During the second quarter, the company sold eight non-core hotels and a further two after the quarter closed. Supertel Hospitality Inc (NASDAQ:SPPR) (NASDAQ:SPPRP) also re-branded four core hotels, which disrupted operations and caused revenue to decline 6.7 percent year-on-year per available room (RevPAR). Excluding these hotel changes, RevPAR only declined 0.3 percent year-on-year. Overall for the second quarter, revenues declined 3.4 percent year-on-year.

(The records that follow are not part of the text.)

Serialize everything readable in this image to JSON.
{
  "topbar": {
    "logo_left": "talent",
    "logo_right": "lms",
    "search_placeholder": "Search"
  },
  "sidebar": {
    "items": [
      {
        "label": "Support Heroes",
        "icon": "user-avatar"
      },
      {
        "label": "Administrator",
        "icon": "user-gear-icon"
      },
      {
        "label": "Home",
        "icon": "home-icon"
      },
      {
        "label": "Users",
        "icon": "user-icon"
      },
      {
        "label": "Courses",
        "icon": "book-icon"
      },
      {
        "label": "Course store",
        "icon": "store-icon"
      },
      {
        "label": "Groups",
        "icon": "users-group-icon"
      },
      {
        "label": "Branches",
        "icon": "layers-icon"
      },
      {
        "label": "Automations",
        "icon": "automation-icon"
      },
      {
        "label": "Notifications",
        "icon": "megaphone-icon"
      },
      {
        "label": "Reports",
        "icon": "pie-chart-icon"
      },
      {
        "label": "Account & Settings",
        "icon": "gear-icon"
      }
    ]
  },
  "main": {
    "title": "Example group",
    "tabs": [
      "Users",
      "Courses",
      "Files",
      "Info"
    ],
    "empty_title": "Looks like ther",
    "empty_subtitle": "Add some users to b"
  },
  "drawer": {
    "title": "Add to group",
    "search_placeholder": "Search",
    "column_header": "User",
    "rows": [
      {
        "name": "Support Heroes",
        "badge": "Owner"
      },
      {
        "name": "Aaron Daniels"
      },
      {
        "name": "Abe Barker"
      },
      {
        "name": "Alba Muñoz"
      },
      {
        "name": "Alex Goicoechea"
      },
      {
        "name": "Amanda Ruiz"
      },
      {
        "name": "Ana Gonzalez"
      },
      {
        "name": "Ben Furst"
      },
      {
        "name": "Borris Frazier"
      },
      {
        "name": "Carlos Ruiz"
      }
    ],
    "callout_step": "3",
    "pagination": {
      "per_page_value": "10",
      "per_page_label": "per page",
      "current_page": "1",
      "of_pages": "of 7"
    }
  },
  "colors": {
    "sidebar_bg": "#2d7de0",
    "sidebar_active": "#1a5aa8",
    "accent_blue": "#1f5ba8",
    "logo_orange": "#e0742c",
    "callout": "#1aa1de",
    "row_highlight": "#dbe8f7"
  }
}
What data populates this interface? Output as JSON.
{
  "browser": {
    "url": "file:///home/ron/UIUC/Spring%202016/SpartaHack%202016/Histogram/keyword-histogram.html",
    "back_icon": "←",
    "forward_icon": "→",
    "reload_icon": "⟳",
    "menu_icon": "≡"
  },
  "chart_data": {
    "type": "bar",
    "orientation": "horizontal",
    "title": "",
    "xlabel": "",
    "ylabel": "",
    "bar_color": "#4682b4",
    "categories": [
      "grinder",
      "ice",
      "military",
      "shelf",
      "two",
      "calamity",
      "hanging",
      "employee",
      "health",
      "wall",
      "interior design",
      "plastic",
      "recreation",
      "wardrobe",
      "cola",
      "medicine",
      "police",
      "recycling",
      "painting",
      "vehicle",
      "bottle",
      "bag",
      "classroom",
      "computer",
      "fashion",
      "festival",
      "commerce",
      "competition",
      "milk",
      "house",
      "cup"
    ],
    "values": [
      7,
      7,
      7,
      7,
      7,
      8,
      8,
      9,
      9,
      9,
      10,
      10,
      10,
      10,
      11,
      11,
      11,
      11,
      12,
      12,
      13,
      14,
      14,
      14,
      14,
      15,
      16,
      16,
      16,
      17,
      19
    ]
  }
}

Supertel is working to create value elsewhere through acquisitions

Nonetheless, Supertel Hospitality Inc (NASDAQ:SPPR) (NASDAQ:SPPRP) is working to create value elsewhere through acquisitions. The firm signed purchase agreements to acquire six premium branded upscale hotels for $60.8 million, and two premium upper midscale hotels for $21.25 million, following the close of the quarter. These new acquisitions are set to add an additional 744 rooms to the company’s existing portfolio of 6,422 rooms across 21 states—a 12 percent increase.

The drive towards premium branding looks to be a solid move for the company. Indeed, based on selling prices alone, the company sold its eight non-core economy hotels for an average price of $12,500 per room, while the new eight premium hotels cost an average of $110,282 per room. What’s more, according to the company’s own data from the last quarter, upper midscale premium rooms commanded a 38 percent per-night revenue premium over the economy rooms. So overall, the new acquisitions should lead to a significant boost to the company’s bottom line, as long as Supertel Hospitality can keep costs down.

Note: I should mention that Supertel has financed the hotels and intends to buy back its Series A and Series B preferred stock through a $115 million, underwritten public offering of 16,700,000 shares of its common stock, which is currently underway.

Supertel Hospitality looks to be a very risky

All in all, Supertel Hospitality Inc (NASDAQ:SPPR) (NASDAQ:SPPRP) looks to be a very risky bet but one that might be worth taking as the company makes a move into the premium hotel market.